Presumably the royal couple’s special day would have been ruined by even the slightest glimpse of the abject poverty that has become a common feature of austerity Britain under the Tories’ watch, as the number of rough sleepers has increased by 169 percent since 2010.
But while capitalism is unable to provide that most basic of human needs – a roof over our head – it has plenty of money for the extravagant whims of the rich and powerful.
While those of us lucky enough not to be homeless continue to struggle under the strain of falling wages and rising living costs, the royals are obviously unconcerned by such trifles. The wedding is estimated to cost a staggering £32 million. This lavish budget includes ludicrous expenses, such as £90,000 spent on twenty silver-plated trumpets! Meghan’s dress will cost at least £100,000. Yet we apparently can’t afford to give nurses a proper pay rise.
The bill will apparently be footed by the royal family themselves. But where do they get their money from? The Queen receives an annual non-means tested ‘Sovereign Grant’ from the government (paid for out of the pockets of working people), which this year totals £82.2m – an increase of 8 percent on 2017/18.
The Queen also has a ‘private’ income from the Duchy of Lancaster, land in the UK which the royal family owns thanks to plundering by hundreds of years of unelected monarchs, dating back to the feudal system. At present she makes around £17 million a year from these holdings.

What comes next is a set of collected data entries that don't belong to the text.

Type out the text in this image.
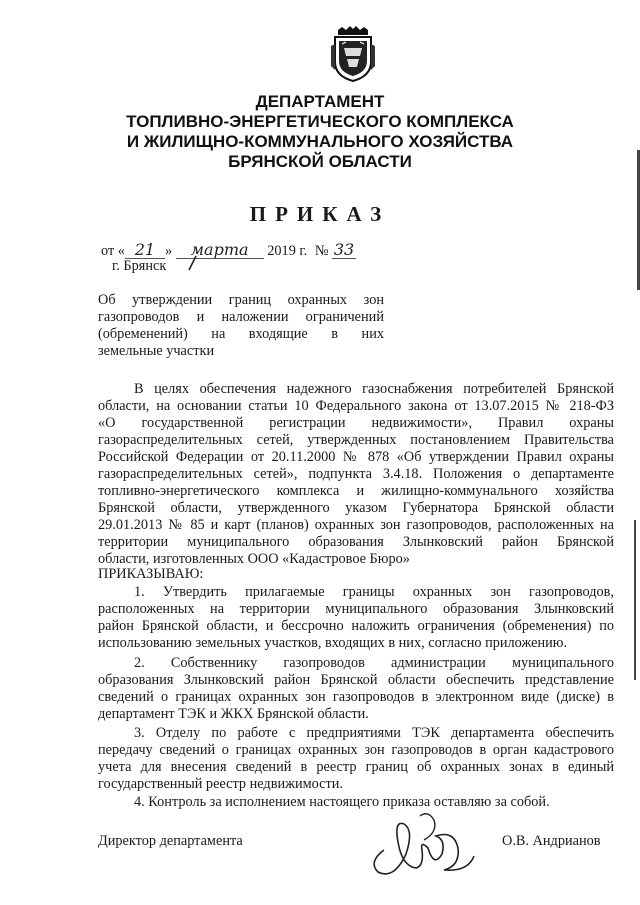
ДЕПАРТАМЕНТ
ТОПЛИВНО-ЭНЕРГЕТИЧЕСКОГО КОМПЛЕКСА
И ЖИЛИЩНО-КОММУНАЛЬНОГО ХОЗЯЙСТВА
БРЯНСКОЙ ОБЛАСТИ
ПРИКАЗ
от « 21 » марта 2019 г. № 33
г. Брянск
Об утверждении границ охранных зон
газопроводов и наложении ограничений
(обременений) на входящие в них
земельные участки
В целях обеспечения надежного газоснабжения потребителей Брянской
области, на основании статьи 10 Федерального закона от 13.07.2015 № 218-ФЗ
«О государственной регистрации недвижимости», Правил охраны
газораспределительных сетей, утвержденных постановлением Правительства
Российской Федерации от 20.11.2000 № 878 «Об утверждении Правил охраны
газораспределительных сетей», подпункта 3.4.18. Положения о департаменте
топливно-энергетического комплекса и жилищно-коммунального хозяйства
Брянской области, утвержденного указом Губернатора Брянской области
29.01.2013 № 85 и карт (планов) охранных зон газопроводов, расположенных на
территории муниципального образования Злынковский район Брянской
области, изготовленных ООО «Кадастровое Бюро»
ПРИКАЗЫВАЮ:
1. Утвердить прилагаемые границы охранных зон газопроводов,
расположенных на территории муниципального образования Злынковский
район Брянской области, и бессрочно наложить ограничения (обременения) по
использованию земельных участков, входящих в них, согласно приложению.
2. Собственнику газопроводов администрации муниципального
образования Злынковский район Брянской области обеспечить представление
сведений о границах охранных зон газопроводов в электронном виде (диске) в
департамент ТЭК и ЖКХ Брянской области.
3. Отделу по работе с предприятиями ТЭК департамента обеспечить
передачу сведений о границах охранных зон газопроводов в орган кадастрового
учета для внесения сведений в реестр границ об охранных зонах в единый
государственный реестр недвижимости.
4. Контроль за исполнением настоящего приказа оставляю за собой.
Директор департамента	О.В. Андрианов
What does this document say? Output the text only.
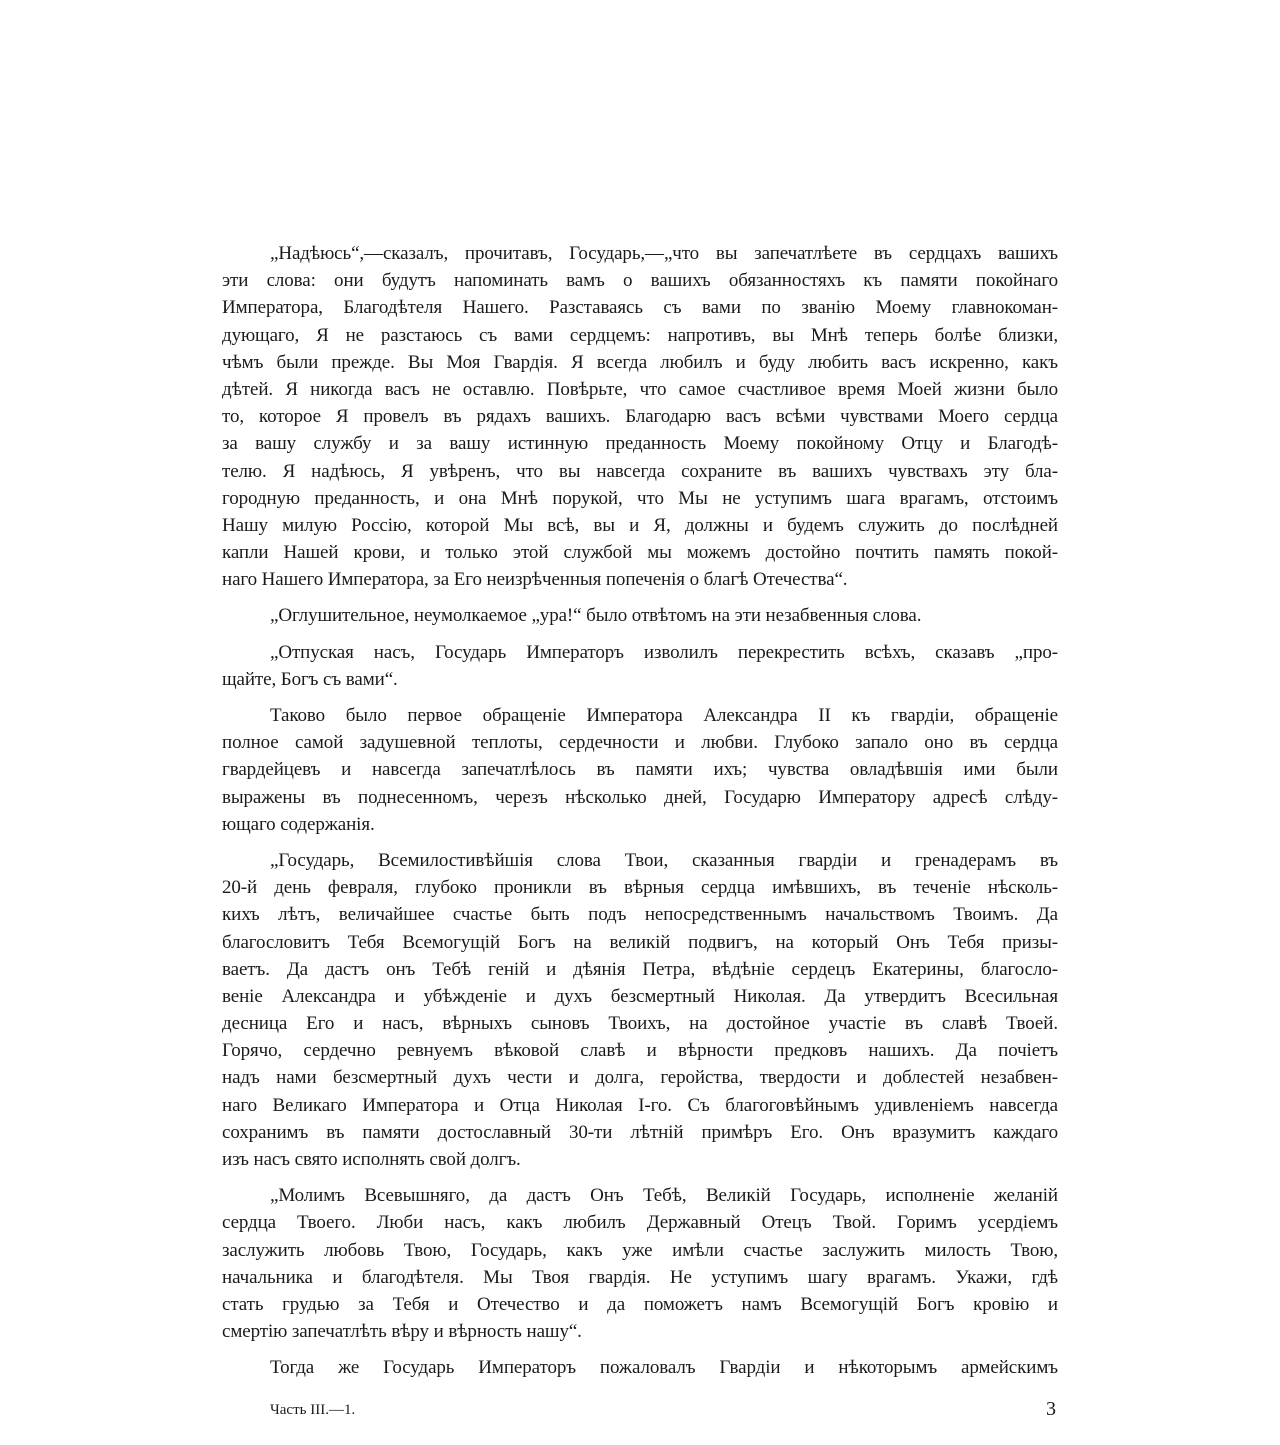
„Надѣюсь“,—сказалъ, прочитавъ, Государь,—„что вы запечатлѣете въ сердцахъ вашихъ
эти слова: они будутъ напоминать вамъ о вашихъ обязанностяхъ къ памяти покойнаго
Императора, Благодѣтеля Нашего. Разставаясь съ вами по званію Моему главнокоман-
дующаго, Я не разстаюсь съ вами сердцемъ: напротивъ, вы Мнѣ теперь болѣе близки,
чѣмъ были прежде. Вы Моя Гвардія. Я всегда любилъ и буду любить васъ искренно, какъ
дѣтей. Я никогда васъ не оставлю. Повѣрьте, что самое счастливое время Моей жизни было
то, которое Я провелъ въ рядахъ вашихъ. Благодарю васъ всѣми чувствами Моего сердца
за вашу службу и за вашу истинную преданность Моему покойному Отцу и Благодѣ-
телю. Я надѣюсь, Я увѣренъ, что вы навсегда сохраните въ вашихъ чувствахъ эту бла-
городную преданность, и она Мнѣ порукой, что Мы не уступимъ шага врагамъ, отстоимъ
Нашу милую Россію, которой Мы всѣ, вы и Я, должны и будемъ служить до послѣдней
капли Нашей крови, и только этой службой мы можемъ достойно почтить память покой-
наго Нашего Императора, за Его неизрѣченныя попеченія о благѣ Отечества“.
„Оглушительное, неумолкаемое „ура!“ было отвѣтомъ на эти незабвенныя слова.
„Отпуская насъ, Государь Императоръ изволилъ перекрестить всѣхъ, сказавъ „про-
щайте, Богъ съ вами“.
Таково было первое обращеніе Императора Александра II къ гвардіи, обращеніе
полное самой задушевной теплоты, сердечности и любви. Глубоко запало оно въ сердца
гвардейцевъ и навсегда запечатлѣлось въ памяти ихъ; чувства овладѣвшія ими были
выражены въ поднесенномъ, черезъ нѣсколько дней, Государю Императору адресѣ слѣду-
ющаго содержанія.
„Государь, Всемилостивѣйшія слова Твои, сказанныя гвардіи и гренадерамъ въ
20-й день февраля, глубоко проникли въ вѣрныя сердца имѣвшихъ, въ теченіе нѣсколь-
кихъ лѣтъ, величайшее счастье быть подъ непосредственнымъ начальствомъ Твоимъ. Да
благословитъ Тебя Всемогущій Богъ на великій подвигъ, на который Онъ Тебя призы-
ваетъ. Да дастъ онъ Тебѣ геній и дѣянія Петра, вѣдѣніе сердецъ Екатерины, благосло-
веніе Александра и убѣжденіе и духъ безсмертный Николая. Да утвердитъ Всесильная
десница Его и насъ, вѣрныхъ сыновъ Твоихъ, на достойное участіе въ славѣ Твоей.
Горячо, сердечно ревнуемъ вѣковой славѣ и вѣрности предковъ нашихъ. Да почіетъ
надъ нами безсмертный духъ чести и долга, геройства, твердости и доблестей незабвен-
наго Великаго Императора и Отца Николая I-го. Съ благоговѣйнымъ удивленіемъ навсегда
сохранимъ въ памяти достославный 30-ти лѣтній примѣръ Его. Онъ вразумитъ каждаго
изъ насъ свято исполнять свой долгъ.
„Молимъ Всевышняго, да дастъ Онъ Тебѣ, Великій Государь, исполненіе желаній
сердца Твоего. Люби насъ, какъ любилъ Державный Отецъ Твой. Горимъ усердіемъ
заслужить любовь Твою, Государь, какъ уже имѣли счастье заслужить милость Твою,
начальника и благодѣтеля. Мы Твоя гвардія. Не уступимъ шагу врагамъ. Укажи, гдѣ
стать грудью за Тебя и Отечество и да поможетъ намъ Всемогущій Богъ кровію и
смертію запечатлѣть вѣру и вѣрность нашу“.
Тогда же Государь Императоръ пожаловалъ Гвардіи и нѣкоторымъ армейскимъ
Часть III.—1.	3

When the answer of the bosses and their political representatives in the Tory party to even the slightest demands of the workers is ‘we can’t afford it’, the spectacle of such wealth and squandering is truly sickening.
As such, our call to abolish the decrepit farce that is the monarchy isn’t just a democratic demand – it’s also about seizing back their obscene wealth and putting it to use in solving the pressing needs of the many.